If one or more additional persons with TB are identified among the contacts of a person with TB, the person is labeled as the index case for the purpose of the investigation; those subsequently identified are classified as source cases, secondary cases, or unlinked cases. An active TB case found in a contact investigation may be classified as the source of infection to the index case, a secondary case infected by the index case, or a case who neither infected nor was infected by the index case (with a strain of TB unrelated to the strain of the index case). Information about the start and duration of symptoms for the index and the contact cases, and the start and duration of contact between them, facilitates categorization. Categorizing a contact with active TB as a source case, a secondary case, or an unlinked case, based on epidemiologic evidence, helps to direct further investigation. If the source case is known to have drug-resistant TB, establishing epidemiologic links may also aid in choosing an appropriate drug regimen for the contact before cultures and sensitivity test results are available.

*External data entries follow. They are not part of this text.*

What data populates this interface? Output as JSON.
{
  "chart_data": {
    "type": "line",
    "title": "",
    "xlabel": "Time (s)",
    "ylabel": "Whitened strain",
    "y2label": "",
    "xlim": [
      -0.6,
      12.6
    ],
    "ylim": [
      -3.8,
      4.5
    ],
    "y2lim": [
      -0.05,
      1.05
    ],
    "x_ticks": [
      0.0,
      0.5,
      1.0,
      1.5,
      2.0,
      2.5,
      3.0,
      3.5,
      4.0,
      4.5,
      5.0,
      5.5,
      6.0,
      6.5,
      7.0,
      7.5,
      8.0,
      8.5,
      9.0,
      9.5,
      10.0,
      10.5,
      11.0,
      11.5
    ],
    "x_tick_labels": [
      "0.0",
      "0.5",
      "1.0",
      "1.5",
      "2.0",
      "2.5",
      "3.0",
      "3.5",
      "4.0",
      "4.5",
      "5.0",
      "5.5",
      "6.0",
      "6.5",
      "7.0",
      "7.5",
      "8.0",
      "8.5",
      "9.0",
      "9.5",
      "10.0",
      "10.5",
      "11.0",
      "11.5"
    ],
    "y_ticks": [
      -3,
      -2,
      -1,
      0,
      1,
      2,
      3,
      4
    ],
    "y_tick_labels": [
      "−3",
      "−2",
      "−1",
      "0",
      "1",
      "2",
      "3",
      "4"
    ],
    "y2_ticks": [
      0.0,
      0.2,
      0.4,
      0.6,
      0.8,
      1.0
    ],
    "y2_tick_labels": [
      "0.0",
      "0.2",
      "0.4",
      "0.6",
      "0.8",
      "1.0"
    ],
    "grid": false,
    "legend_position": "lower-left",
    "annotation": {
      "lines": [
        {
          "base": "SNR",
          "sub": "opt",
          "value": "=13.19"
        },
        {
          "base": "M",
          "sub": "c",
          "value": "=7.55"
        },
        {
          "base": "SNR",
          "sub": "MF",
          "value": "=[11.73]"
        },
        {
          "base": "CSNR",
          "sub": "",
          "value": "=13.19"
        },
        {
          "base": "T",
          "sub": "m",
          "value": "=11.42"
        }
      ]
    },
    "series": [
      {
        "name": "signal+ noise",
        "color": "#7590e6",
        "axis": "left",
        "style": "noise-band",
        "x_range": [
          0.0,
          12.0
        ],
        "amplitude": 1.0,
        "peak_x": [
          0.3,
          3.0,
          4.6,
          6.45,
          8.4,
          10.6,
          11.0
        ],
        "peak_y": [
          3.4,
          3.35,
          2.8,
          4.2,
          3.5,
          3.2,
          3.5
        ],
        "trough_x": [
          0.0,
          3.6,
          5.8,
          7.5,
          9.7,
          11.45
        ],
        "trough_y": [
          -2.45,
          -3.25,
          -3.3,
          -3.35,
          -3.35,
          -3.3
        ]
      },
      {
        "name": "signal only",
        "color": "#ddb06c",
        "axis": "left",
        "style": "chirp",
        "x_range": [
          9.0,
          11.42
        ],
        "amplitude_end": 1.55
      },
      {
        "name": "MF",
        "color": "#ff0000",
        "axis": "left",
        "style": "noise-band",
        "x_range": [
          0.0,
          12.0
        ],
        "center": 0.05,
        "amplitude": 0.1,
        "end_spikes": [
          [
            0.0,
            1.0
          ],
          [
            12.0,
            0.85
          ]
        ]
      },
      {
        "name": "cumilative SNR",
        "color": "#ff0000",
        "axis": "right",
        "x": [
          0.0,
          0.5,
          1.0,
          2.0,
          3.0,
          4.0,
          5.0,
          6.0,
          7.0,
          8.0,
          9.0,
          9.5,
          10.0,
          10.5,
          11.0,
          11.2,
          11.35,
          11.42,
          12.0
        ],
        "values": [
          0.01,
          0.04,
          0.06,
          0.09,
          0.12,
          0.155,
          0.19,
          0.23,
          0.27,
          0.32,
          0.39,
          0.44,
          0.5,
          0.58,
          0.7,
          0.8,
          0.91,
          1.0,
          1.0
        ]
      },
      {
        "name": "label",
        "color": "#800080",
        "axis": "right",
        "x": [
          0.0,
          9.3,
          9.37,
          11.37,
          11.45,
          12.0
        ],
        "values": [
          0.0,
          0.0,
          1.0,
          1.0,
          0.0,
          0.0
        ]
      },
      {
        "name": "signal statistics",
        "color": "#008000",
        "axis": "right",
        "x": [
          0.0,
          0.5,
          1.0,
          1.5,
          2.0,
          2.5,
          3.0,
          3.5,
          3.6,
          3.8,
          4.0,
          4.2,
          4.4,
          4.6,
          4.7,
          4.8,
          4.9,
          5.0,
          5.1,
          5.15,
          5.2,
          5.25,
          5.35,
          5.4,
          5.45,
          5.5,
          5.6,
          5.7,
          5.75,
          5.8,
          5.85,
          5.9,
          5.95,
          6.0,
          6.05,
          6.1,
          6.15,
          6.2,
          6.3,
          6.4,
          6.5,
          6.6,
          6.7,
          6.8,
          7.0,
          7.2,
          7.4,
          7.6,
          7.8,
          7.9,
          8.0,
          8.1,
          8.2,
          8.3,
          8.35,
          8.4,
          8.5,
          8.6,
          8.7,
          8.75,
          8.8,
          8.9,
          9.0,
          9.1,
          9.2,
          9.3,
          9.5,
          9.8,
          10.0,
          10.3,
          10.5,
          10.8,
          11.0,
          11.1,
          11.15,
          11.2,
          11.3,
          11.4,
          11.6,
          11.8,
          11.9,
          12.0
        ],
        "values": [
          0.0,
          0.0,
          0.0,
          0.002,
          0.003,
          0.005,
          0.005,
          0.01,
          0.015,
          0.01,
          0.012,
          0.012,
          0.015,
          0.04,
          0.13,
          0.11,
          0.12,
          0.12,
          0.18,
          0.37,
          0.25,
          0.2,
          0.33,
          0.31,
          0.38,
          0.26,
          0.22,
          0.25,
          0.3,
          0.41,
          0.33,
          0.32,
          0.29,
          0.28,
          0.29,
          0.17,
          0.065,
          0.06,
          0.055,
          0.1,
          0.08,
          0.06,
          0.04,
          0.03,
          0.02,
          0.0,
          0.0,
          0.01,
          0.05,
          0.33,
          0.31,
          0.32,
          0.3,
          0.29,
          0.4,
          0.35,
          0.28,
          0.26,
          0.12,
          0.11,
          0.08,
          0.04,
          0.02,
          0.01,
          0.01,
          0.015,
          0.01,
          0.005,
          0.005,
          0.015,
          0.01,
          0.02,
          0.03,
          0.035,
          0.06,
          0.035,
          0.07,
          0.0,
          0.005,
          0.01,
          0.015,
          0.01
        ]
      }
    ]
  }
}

The chief priority of TB-control programs is to identify and treat active cases of TB before transmission can occur. If an index case is identified and treated soon after symptoms begin, the time during which TB could be transmitted can be minimized, and active secondary cases are unlikely to be found in contact investigations. If contact investigations are carried out soon after the index case is identified, the time is minimized during which infected persons could progress to disease before receiving treatment for latent TB infection to prevent progression. In a low-prevalence country, a well-resourced and active TB-control program would not expect to find a high proportion of active TB cases among contacts in investigations.

Systematic evaluations of contact investigations are infrequent. In an Australian study, of 1,142 close contacts of 231 cases diagnosed in 1991, a mean of 4.9 contacts per case were identified, but only 3 (0.3%) of the contacts had active TB. However, the authors stated that the screening of these contacts was inadequate so TB may have been underdiagnosed. A 1996-1997 U.S. study of contact investigations of 1,080 pulmonary, smear-positive TB patients found a median of four close contacts per patient. Thirty-six percent of contacts were tuberculin skin-test positive, and 2% had active TB. A systematic review of health department records for all contacts of 349 patients with culture-positive TB in five study areas in 1996 revealed that 13% had not identified contacts. Although 3,824 contacts were identified, only 2,095 (55%) completed screening; of these, 1% had active TB.

DNA fingerprinting has been used to support contact investigations of large clusters of cases in institutional settings and to suggest possible connections among cases without obvious epidemiologic links. This technique is also used, though rarely, to evaluate epidemiologic links found in contact investigations. In San Francisco, culture-positive TB cases previously identified as contacts to active TB cases were evaluated along with their index cases; a median of four contacts was investigated for each of the 1,308 culture-positive index cases reported from 1991 to 1996. Of 11,211 contacts evaluated, 108 (1%) had active TB. Of 94 pairs of index and contact cases with active TB, 66 had positive cultures; of these, 54 had restriction fragment length polymorphism results for both strains. Transmission was confirmed (that is, the same strain was identified in both cases) in 38 (70%) of the 54 pairs.

Between 1996 and 2000 in the United States, the National Tuberculosis Genotyping and Surveillance Network collected information on contacts with culture-confirmed TB identified during the course of contact investigations and medical record reviews in seven sentinel areas (the states of Arkansas, Massachusetts, Maryland, Michigan, and New Jersey and selected sites in California and Texas). These data, combined with the results of DNA fingerprinting, were analyzed to evaluate the proportion of epidemiologically linked cases in which transmission was confirmed by matching fingerprints and to investigate the characteristics of case pairs with unconfirmed transmission (unmatched fingerprints).